By Rabbi Avrohom Sebrow
“Then you shall again discern between the righteous and the wicked, between one who serves G‑d and one who does not serve Him” (Malachi 3:18). The Gemara in Chagigah (9b) raises the following point: The verse seems to make two separate distinctions: Between the righteous and the wicked, and between one who serves Hashem and one who does not. Yet aren’t they really two ways of expressing the same idea?
The Gemara explains that both the one who serves Hashem and the one who doesn’t are purely righteous individuals. The one who serves Hashem reviews his learning 101 times, and the one who doesn’t serve Hashem is conferred that moniker for reviewing his learning only 100 times. Apparently, the Gemara is establishing that the optimal number of times to review the same piece of Torah learning is 101.
Rav Itzele Peterburger explains that obviously this individual referred to in the pasuk was capable of reviewing his learning 101 times but chose not to. Therefore he is given this derogatory title of “one who does not serve Hashem.”
Yet the title seems rather harsh. After all, this righteous person reviewed the Torah subject 100 times. He was only lacking one additional review. Why should he be referred to as someone “who doesn’t serve Hashem”?
Rav Itzele answers that sincere Torah study brings a deep sense of joy to the soul. The level of satisfaction one has while learning is indicative of his application. How could anyone who thoroughly enjoyed his learning and the first 100 reviews forsake the final review? If he could make a conscious decision to skip the final review, it must be that there was something lacking in his study during all the previous times. He wasn’t learning with the proper concentration and focus that should have resulted in his Torah study being a euphoric experience. Hence, the harsh moniker of “not serving Hashem” is applicable, because in essence he was not serving Hashem properly during the first periods of learning.
The Chofetz Chaim has an altogether different approach to answer the above question. He suggests that while it is true that the righteous individual is lacking only one review, it has the significance of being the final one. The Gemara suggests that 101 is the optimum number of times to review a subject. This individual is more than 99% of the way there! Why did he stop early? If someone is capable of completing a mitzvah yet leaves it unfinished, he deserves the moniker of “not serving Hashem.” Would anyone suggest that a smartphone that is only lacking one wire is acceptable? It’s 99% complete! But until it is finished, it’s not a functional product. The Chofetz Chaim likewise felt that 99% of a mitzvah and 100% are worlds apart.

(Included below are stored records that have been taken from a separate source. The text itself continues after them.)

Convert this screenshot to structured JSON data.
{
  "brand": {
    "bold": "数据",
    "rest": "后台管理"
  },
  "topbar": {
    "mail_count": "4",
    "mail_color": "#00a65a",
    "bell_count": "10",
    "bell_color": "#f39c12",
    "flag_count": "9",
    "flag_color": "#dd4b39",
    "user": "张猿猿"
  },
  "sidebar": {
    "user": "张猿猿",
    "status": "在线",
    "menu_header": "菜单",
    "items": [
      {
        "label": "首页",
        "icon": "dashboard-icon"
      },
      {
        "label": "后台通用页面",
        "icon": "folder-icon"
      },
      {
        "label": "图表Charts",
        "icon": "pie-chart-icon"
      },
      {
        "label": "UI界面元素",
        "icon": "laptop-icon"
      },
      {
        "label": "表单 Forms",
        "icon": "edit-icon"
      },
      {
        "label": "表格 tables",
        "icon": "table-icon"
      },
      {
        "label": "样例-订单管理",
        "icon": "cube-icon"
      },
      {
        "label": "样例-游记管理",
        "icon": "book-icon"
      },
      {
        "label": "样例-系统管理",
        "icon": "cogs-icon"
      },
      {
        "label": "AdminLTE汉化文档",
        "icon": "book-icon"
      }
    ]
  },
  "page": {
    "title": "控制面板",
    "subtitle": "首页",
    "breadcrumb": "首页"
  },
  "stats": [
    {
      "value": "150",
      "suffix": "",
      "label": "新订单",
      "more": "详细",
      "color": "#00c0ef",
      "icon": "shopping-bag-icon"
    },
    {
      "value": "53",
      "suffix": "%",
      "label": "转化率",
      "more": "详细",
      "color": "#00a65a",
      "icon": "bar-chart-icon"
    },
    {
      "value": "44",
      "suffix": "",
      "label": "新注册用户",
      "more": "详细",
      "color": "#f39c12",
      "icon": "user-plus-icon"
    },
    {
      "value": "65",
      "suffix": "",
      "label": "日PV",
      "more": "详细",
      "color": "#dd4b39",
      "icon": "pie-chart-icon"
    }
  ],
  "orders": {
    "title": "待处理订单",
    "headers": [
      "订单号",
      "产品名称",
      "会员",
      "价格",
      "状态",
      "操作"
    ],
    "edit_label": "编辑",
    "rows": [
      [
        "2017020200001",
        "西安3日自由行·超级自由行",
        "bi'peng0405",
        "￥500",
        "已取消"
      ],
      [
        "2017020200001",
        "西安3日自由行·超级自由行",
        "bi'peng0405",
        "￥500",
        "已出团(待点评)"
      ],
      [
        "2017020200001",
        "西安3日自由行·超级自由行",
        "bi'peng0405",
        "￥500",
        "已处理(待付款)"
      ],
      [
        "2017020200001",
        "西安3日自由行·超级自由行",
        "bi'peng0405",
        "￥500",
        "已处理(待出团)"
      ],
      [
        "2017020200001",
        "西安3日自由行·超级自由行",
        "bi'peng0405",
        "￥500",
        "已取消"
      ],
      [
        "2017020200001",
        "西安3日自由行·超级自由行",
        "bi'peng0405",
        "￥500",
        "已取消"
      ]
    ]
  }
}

A third approach was offered by Rav Avrohom Kalmanowitz, zt’l. It can be suggested that this individual forsook the last review because he failed to recognize its significance. He reasoned that it’s only one time out of 101. What difference does it make if he learns it or not? Yet this cavalier attitude towards avodas Hashem demonstrates there is something fundamentally lacking in his entire attitude. How can one consider even the tiniest part of avodas Hashem insignificant? If someone truly appreciated avodas Hashem, then his attitude would be to view every mitzvah opportunity as a precious gem.
The realization that even the smallest part of avodas Hashem is immensely significant can help us overcome the yetzer ha’ra as we approach the Yamim Nora’im. The yetzer ha’ra may say, “Even if you change, can you really change that much? So you didn’t do an aveirah one time, what about the countless other times?” The answer to this is that even the smallest improvement in avodas Hashem is precious and must be treasured.